Recommendations from Friends

Direct relationships with people in EA

Peer-to-peer outreach Potential leak: Not many people feel strongly motivated to encourage their friends to do more things in AI safety, and many people already in AI safety have few friends on the outside.

Solution (partial): Motivate more people to be a “Noah Birnbaum”: someone who regularly reaches out to their friends, encourages them to try new things, and tells them about upcoming opportunities that they might not otherwise know about. This approach is really underutilized compared to how valuable it is, in my opinion.

Events

Conferences related to AI safety (NeurIPS safety workshops, GovAI events, ML Safety days)

Local Events and Meetups (hackathons, meetups, panels, discussion nights)

Highly uncertain about whether there are leaks/what they are, aside from the fact that we might benefit from having more events.

Who gets lost?

At this point, people have only learned about AI safety to the extent that they’ve managed to stumble across it. YouTube videos, miscellaneous internet content, and discussion forums reach people who go to the internet for entertainment. Books, news articles, and some blogs reach people looking to participate in the “sophisticated” discourse. While university and high school students have plenty of time to consume fun AI safety content, many mid-career professionals with more “serious” hobbies may get fewer opportunities to think about these things. How do we address this? Primarily, anyone doing outreach should think carefully about who their target audience is and what they should do next. Additional books, conferences, and news articles might help push AI safety ideas into the mainstream, allowing mid-career professionals to get interested in learning more, with the hope of helping them pivot to an AI safety career.

Here are some projects that might be worth trying (in addition to fixing leaks):

Bring AI safety representatives to more non-AI-safety conferences.

Create conferences dedicated to teaching mid-career professionals about AI risks.

Create “day in the life of an AI safety worker” short-form content targeted at ADSMs (Attention-Deficit STEM-Majors)[2] to reach more people who may be interested in AI safety.

Bring QuitGPT groups to more cities and universities.

Motivate popular bloggers and journalists to write out more AI safety arguments, especially when they can do so with fresh arguments and perspectives. Do people spend enough time talking about AI and authoritarianism? I’m not sure, but maybe good things can happen here.

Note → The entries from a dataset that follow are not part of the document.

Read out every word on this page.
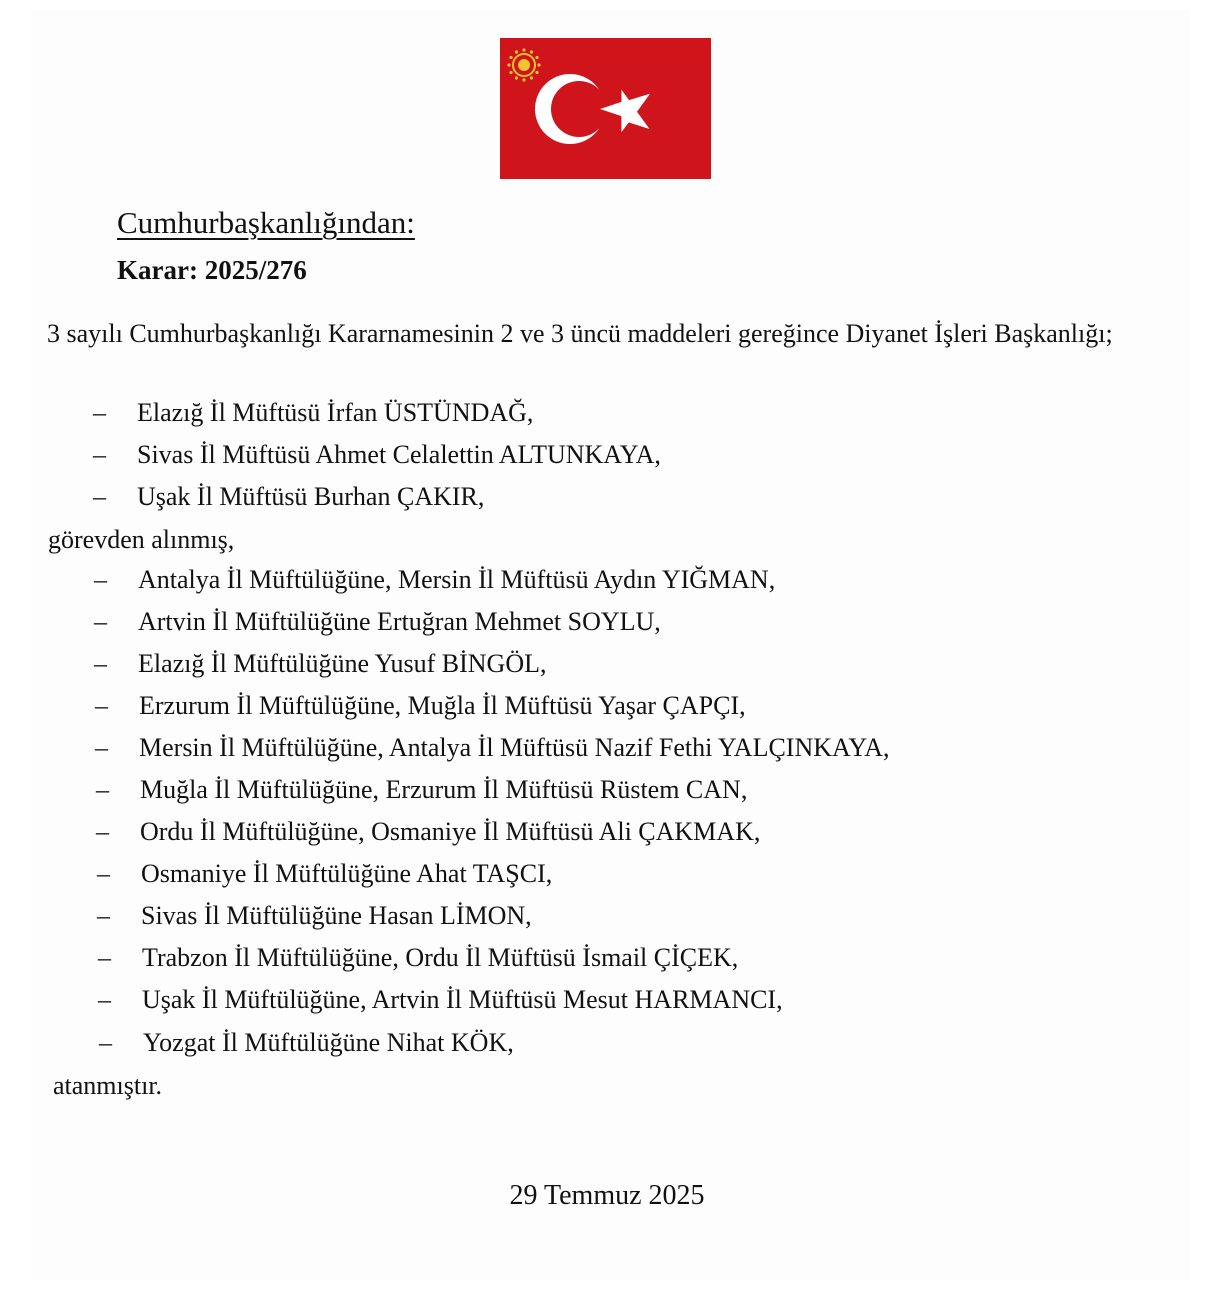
Cumhurbaşkanlığından:
Karar: 2025/276
3 sayılı Cumhurbaşkanlığı Kararnamesinin 2 ve 3 üncü maddeleri gereğince Diyanet İşleri Başkanlığı;
– Elazığ İl Müftüsü İrfan ÜSTÜNDAĞ,
– Sivas İl Müftüsü Ahmet Celalettin ALTUNKAYA,
– Uşak İl Müftüsü Burhan ÇAKIR,
görevden alınmış,
– Antalya İl Müftülüğüne, Mersin İl Müftüsü Aydın YIĞMAN,
– Artvin İl Müftülüğüne Ertuğran Mehmet SOYLU,
– Elazığ İl Müftülüğüne Yusuf BİNGÖL,
– Erzurum İl Müftülüğüne, Muğla İl Müftüsü Yaşar ÇAPÇI,
– Mersin İl Müftülüğüne, Antalya İl Müftüsü Nazif Fethi YALÇINKAYA,
– Muğla İl Müftülüğüne, Erzurum İl Müftüsü Rüstem CAN,
– Ordu İl Müftülüğüne, Osmaniye İl Müftüsü Ali ÇAKMAK,
– Osmaniye İl Müftülüğüne Ahat TAŞCI,
– Sivas İl Müftülüğüne Hasan LİMON,
– Trabzon İl Müftülüğüne, Ordu İl Müftüsü İsmail ÇİÇEK,
– Uşak İl Müftülüğüne, Artvin İl Müftüsü Mesut HARMANCI,
– Yozgat İl Müftülüğüne Nihat KÖK,
atanmıştır.
29 Temmuz 2025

Double-check that every potential entry point to the pipeline recommends additional resources for people to learn more. We don’t expect everyone entering the pipeline to be a good fit to aim for a research or policy job, but we should make sure anyone who could be interested learns about resources like BlueDot.

University AI safety groups could advertise programs like SPAR, saying that they could provide the resources for anyone who wants a better shot at getting in.

Create a database of EA group alumni who can be contacted again about doing impactful things.

Run 80,000 Hours book tours at universities through university EA groups.

Get university faculty to advertise AI safety fellowships and programs.

Create shorter podcast episodes for people new to AI safety.

Really Starting to Care about AI Safety

Up to this point, people have learned a decent amount about AI safety, and they have some thoughts about how concerned we should be about existential risks. However, only now do they really consider the possibility of working on it full-time. Many people need something to inspire them, like being part of a community (physical or virtual) that takes AI risks seriously, going to an event where they meet other people worried about AI, or finding some other reasons to care enough about AI to want to work on it directly.

Events:

Conferences (Effective Altruism Global, The Curve, Control Conference)

Retreats (University EA retreats, Action Potential, Global Challenges Project)

Potential leak: While many people self-report getting lots of value from events, some people might never make it to one.

Solution (Partial): I think we should be thinking more carefully about why people don’t make it to events, as there could be many things going on. However, one thing that may be helpful is to run more events for more diverse groups of people! Action Potential seems like it was really good, but it was limited in scope. How do we scale it up? Note: If you’re interested in running an event for any group of people, contact me at roman.alex.ross@gmail.com, and I’ll try to connect you to someone with relevant expertise who can help you see if you may be a good fit.

Note: The primary “theory of change” for many of these events isn’t solely to build talent pipelines. Much of their value comes from building political will, increasing people’s “surface area for luck,” and convincing important people that these issues are worth caring about.

Other Communities:

Local/University EA, Rationalist, and AI Safety Groups

Friend groups

Virtual forums (EA Forum, LessWrong, Substack)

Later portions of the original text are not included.